How to configure a separate thread pool (execution context) and use it

Hi guys,

We have a Lagom service that handles the API calls which is used to run some sort of CPU-intensive simulation and return the result of simulation back to the caller. And this service sometimes emits the “heartbeat interval growing” warning messages in the log.

I am just wondering if there is a way in Akka and in Lagom to spare the separate thread-pool / execution context per API call.
I looked at this documentation but it requires us to initiate the Actor directly so I am bit reluctant to use this approach yet.

And also, my understanding of Akka gossiping protocol is that Akka always spares a fixed number of threads for heartbeat exchange to prevent this heartbeat interval growing issue. So I am not quite sure why this error is happening first of all.

Thanks,

Joo

This is the log WARN messages we get when this simulation end-point gets called by multiple callers at the same time.

WARN a.r.PhiAccrualFailureDetector - heartbeat interval is growing too large for address akka.tcp://application@xcvlskdfjalskdfjlasjdfaskjf: 4469 millis

How is the code that performs this calculation invoked? Is it part of a persistent entity command processing, or executed outside an entity?

Lagom doesn’t currently provide a way to run entities on a different dispatcher, but in general we would recommend avoiding very expensive computations within the command handler if possible. Does the computation both depend on the current state of the entity and emit new events to change the state? If you don’t need the current state, then you can move the computation to before the command is sent. If you do need the current state but don’t need to change it, then you can use a read-only command to get the state and the perform the simulation outside the entity. Another possibility might be to move the simulation to a read-side processor. If none of these options are suitable, another option is to customize the cluster dispatcher so that it isn’t blocked by computations running on the default dispatcher.

Being able to customize the dispatcher that Lagom persistent entities use would be a nice enhancement, but it looks like it would require a change to the framework.

And also, my understanding of Akka gossiping protocol is that Akka always spares a fixed number of threads for heartbeat exchange to prevent this heartbeat interval growing issue.
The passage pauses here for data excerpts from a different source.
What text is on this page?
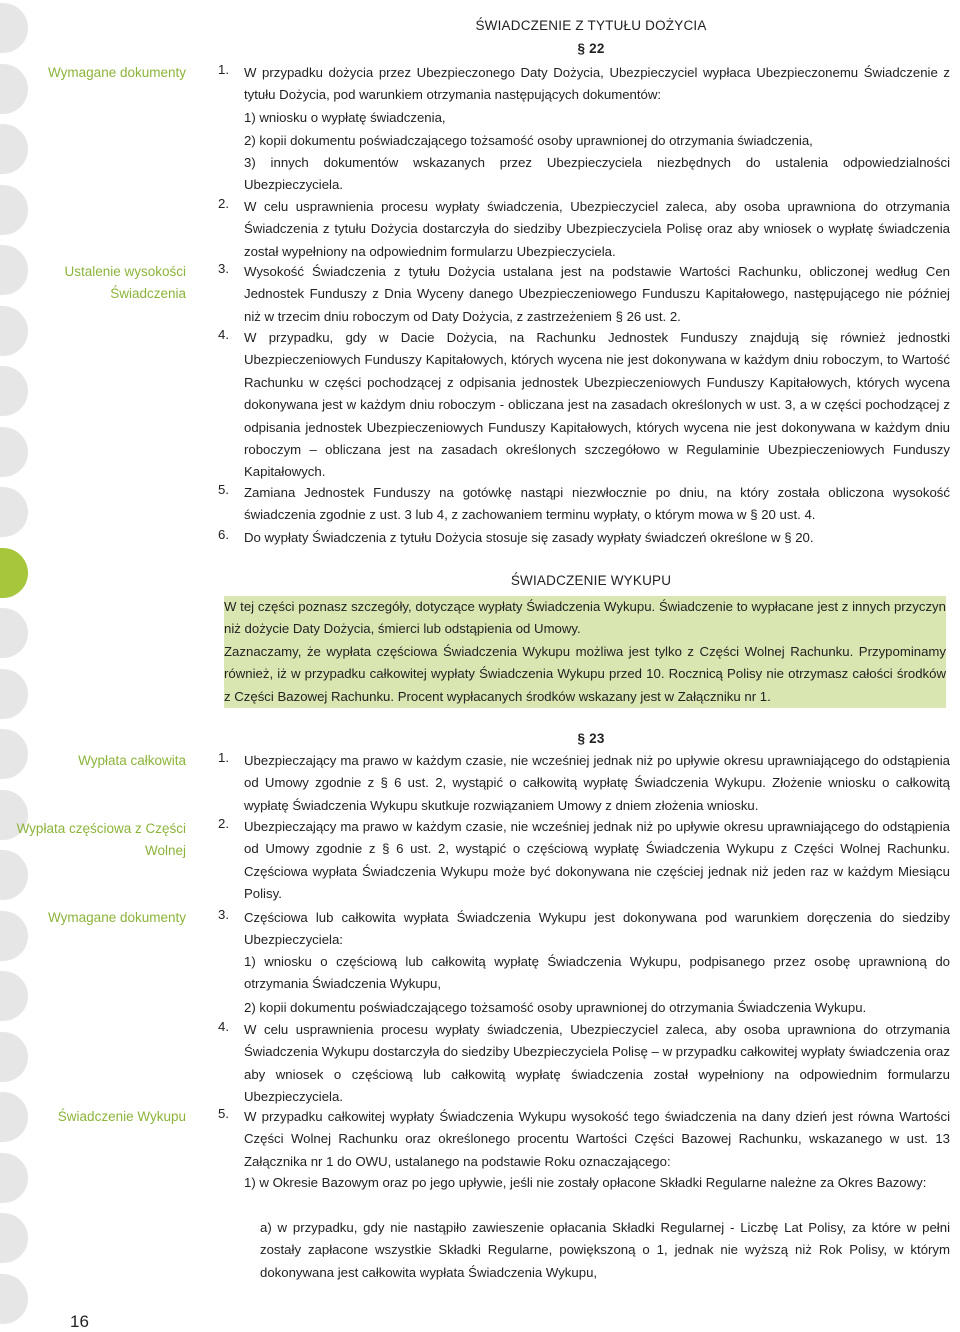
Wymagane dokumenty
Ustalenie wysokości Świadczenia
Wypłata całkowita
Wypłata częściowa z Części Wolnej
Wymagane dokumenty
Świadczenie Wykupu
ŚWIADCZENIE Z TYTUŁU DOŻYCIA
§ 22
1. W przypadku dożycia przez Ubezpieczonego Daty Dożycia, Ubezpieczyciel wypłaca Ubezpieczonemu Świadczenie z tytułu Dożycia, pod warunkiem otrzymania następujących dokumentów:
1) wniosku o wypłatę świadczenia,
2) kopii dokumentu poświadczającego tożsamość osoby uprawnionej do otrzymania świadczenia,
3) innych dokumentów wskazanych przez Ubezpieczyciela niezbędnych do ustalenia odpowiedzialności Ubezpieczyciela.
2. W celu usprawnienia procesu wypłaty świadczenia, Ubezpieczyciel zaleca, aby osoba uprawniona do otrzymania Świadczenia z tytułu Dożycia dostarczyła do siedziby Ubezpieczyciela Polisę oraz aby wniosek o wypłatę świadczenia został wypełniony na odpowiednim formularzu Ubezpieczyciela.
3. Wysokość Świadczenia z tytułu Dożycia ustalana jest na podstawie Wartości Rachunku, obliczonej według Cen Jednostek Funduszy z Dnia Wyceny danego Ubezpieczeniowego Funduszu Kapitałowego, następującego nie później niż w trzecim dniu roboczym od Daty Dożycia, z zastrzeżeniem § 26 ust. 2.
4. W przypadku, gdy w Dacie Dożycia, na Rachunku Jednostek Funduszy znajdują się również jednostki Ubezpieczeniowych Funduszy Kapitałowych, których wycena nie jest dokonywana w każdym dniu roboczym, to Wartość Rachunku w części pochodzącej z odpisania jednostek Ubezpieczeniowych Funduszy Kapitałowych, których wycena dokonywana jest w każdym dniu roboczym - obliczana jest na zasadach określonych w ust. 3, a w części pochodzącej z odpisania jednostek Ubezpieczeniowych Funduszy Kapitałowych, których wycena nie jest dokonywana w każdym dniu roboczym – obliczana jest na zasadach określonych szczegółowo w Regulaminie Ubezpieczeniowych Funduszy Kapitałowych.
5. Zamiana Jednostek Funduszy na gotówkę nastąpi niezwłocznie po dniu, na który została obliczona wysokość świadczenia zgodnie z ust. 3 lub 4, z zachowaniem terminu wypłaty, o którym mowa w § 20 ust. 4.
6. Do wypłaty Świadczenia z tytułu Dożycia stosuje się zasady wypłaty świadczeń określone w § 20.
ŚWIADCZENIE WYKUPU
W tej części poznasz szczegóły, dotyczące wypłaty Świadczenia Wykupu. Świadczenie to wypłacane jest z innych przyczyn niż dożycie Daty Dożycia, śmierci lub odstąpienia od Umowy.
Zaznaczamy, że wypłata częściowa Świadczenia Wykupu możliwa jest tylko z Części Wolnej Rachunku. Przypominamy również, iż w przypadku całkowitej wypłaty Świadczenia Wykupu przed 10. Rocznicą Polisy nie otrzymasz całości środków z Części Bazowej Rachunku. Procent wypłacanych środków wskazany jest w Załączniku nr 1.
§ 23
1. Ubezpieczający ma prawo w każdym czasie, nie wcześniej jednak niż po upływie okresu uprawniającego do odstąpienia od Umowy zgodnie z § 6 ust. 2, wystąpić o całkowitą wypłatę Świadczenia Wykupu. Złożenie wniosku o całkowitą wypłatę Świadczenia Wykupu skutkuje rozwiązaniem Umowy z dniem złożenia wniosku.
2. Ubezpieczający ma prawo w każdym czasie, nie wcześniej jednak niż po upływie okresu uprawniającego do odstąpienia od Umowy zgodnie z § 6 ust. 2, wystąpić o częściową wypłatę Świadczenia Wykupu z Części Wolnej Rachunku. Częściowa wypłata Świadczenia Wykupu może być dokonywana nie częściej jednak niż jeden raz w każdym Miesiącu Polisy.
3. Częściowa lub całkowita wypłata Świadczenia Wykupu jest dokonywana pod warunkiem doręczenia do siedziby Ubezpieczyciela:
1) wniosku o częściową lub całkowitą wypłatę Świadczenia Wykupu, podpisanego przez osobę uprawnioną do otrzymania Świadczenia Wykupu,
2) kopii dokumentu poświadczającego tożsamość osoby uprawnionej do otrzymania Świadczenia Wykupu.
4. W celu usprawnienia procesu wypłaty świadczenia, Ubezpieczyciel zaleca, aby osoba uprawniona do otrzymania Świadczenia Wykupu dostarczyła do siedziby Ubezpieczyciela Polisę – w przypadku całkowitej wypłaty świadczenia oraz aby wniosek o częściową lub całkowitą wypłatę świadczenia został wypełniony na odpowiednim formularzu Ubezpieczyciela.
5. W przypadku całkowitej wypłaty Świadczenia Wykupu wysokość tego świadczenia na dany dzień jest równa Wartości Części Wolnej Rachunku oraz określonego procentu Wartości Części Bazowej Rachunku, wskazanego w ust. 13 Załącznika nr 1 do OWU, ustalanego na podstawie Roku oznaczającego:
1) w Okresie Bazowym oraz po jego upływie, jeśli nie zostały opłacone Składki Regularne należne za Okres Bazowy:
a) w przypadku, gdy nie nastąpiło zawieszenie opłacania Składki Regularnej - Liczbę Lat Polisy, za które w pełni zostały zapłacone wszystkie Składki Regularne, powiększoną o 1, jednak nie wyższą niż Rok Polisy, w którym dokonywana jest całkowita wypłata Świadczenia Wykupu,
16
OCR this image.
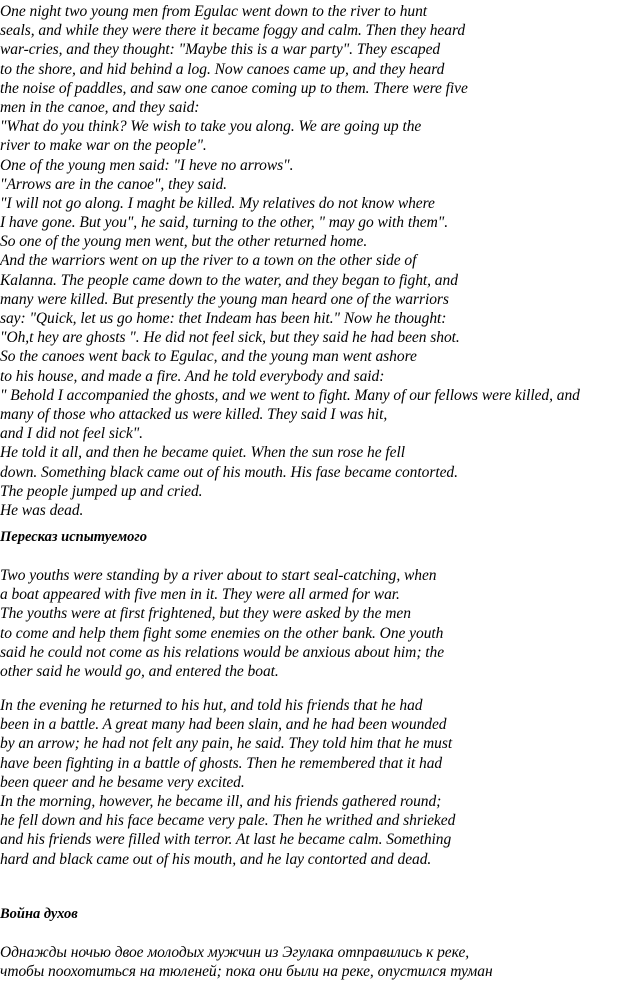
One night two young men from Egulac went down to the river to hunt
seals, and while they were there it became foggy and calm. Then they heard
war-cries, and they thought: "Maybe this is a war party". They escaped
to the shore, and hid behind a log. Now canoes came up, and they heard
the noise of paddles, and saw one canoe coming up to them. There were five
men in the canoe, and they said:
"What do you think? We wish to take you along. We are going up the
river to make war on the people".
One of the young men said: "I heve no arrows".
"Arrows are in the canoe", they said.
"I will not go along. I maght be killed. My relatives do not know where
I have gone. But you", he said, turning to the other, " may go with them".
So one of the young men went, but the other returned home.
And the warriors went on up the river to a town on the other side of
Kalanna. The people came down to the water, and they began to fight, and
many were killed. But presently the young man heard one of the warriors
say: "Quick, let us go home: thet Indeam has been hit." Now he thought:
"Oh,t hey are ghosts ". He did not feel sick, but they said he had been shot.
So the canoes went back to Egulac, and the young man went ashore
to his house, and made a fire. And he told everybody and said:
" Behold I accompanied the ghosts, and we went to fight. Many of our fellows were killed, and
many of those who attacked us were killed. They said I was hit,
and I did not feel sick".
He told it all, and then he became quiet. When the sun rose he fell
down. Something black came out of his mouth. His fase became contorted.
The people jumped up and cried.
He was dead.
Пересказ испытуемого
Two youths were standing by a river about to start seal-catching, when
a boat appeared with five men in it. They were all armed for war.
The youths were at first frightened, but they were asked by the men
to come and help them fight some enemies on the other bank. One youth
said he could not come as his relations would be anxious about him; the
other said he would go, and entered the boat.
In the evening he returned to his hut, and told his friends that he had
been in a battle. A great many had been slain, and he had been wounded
by an arrow; he had not felt any pain, he said. They told him that he must
have been fighting in a battle of ghosts. Then he remembered that it had
been queer and he besame very excited.
In the morning, however, he became ill, and his friends gathered round;
he fell down and his face became very pale. Then he writhed and shrieked
and his friends were filled with terror. At last he became calm. Something
hard and black came out of his mouth, and he lay contorted and dead.
Война духов
Однажды ночью двое молодых мужчин из Эгулака отправились к реке,
чтобы поохотиться на тюленей; пока они были на реке, опустился туман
So I am not quite sure why this error is happening first of all.

This will become true in Akka 2.6, but isn’t in current stable versions. Right now, the default dispatcher is used for the heartbeats unless you configure it otherwise as described in the link above.

Even with a dedicated cluster dispatcher, blocking the default dispatcher is undesirable. It won’t cause the same cluster heartbeat stability issues, but could result in unpredictable performance in other areas of your application.

Hi Tim,

Thanks for your reply. Out of all the options, it seems like

another option is to customize the cluster dispatcher so that it isn’t blocked by computations running on the default dispatcher

would be the most viable?

Just to confirm if I got this right, if we change the cluster dispatcher, that would effectively isolate akka cluster activity from everything else (command handler/read-side processor, etc) ?

Just to confirm if I got this right, if we change the cluster dispatcher, that would effectively isolate akka cluster activity from everything else (command handler/read-side processor, etc) ?

Yep, you got it. As I mentioned, though, you might still see other problems by running blocking or CPU-intensive tasks on the default dispatcher, so it might not be enough to solve everything.

Great! That’s good enough as a quick fix for cluster stability while we explore the other methods.

Thanks again!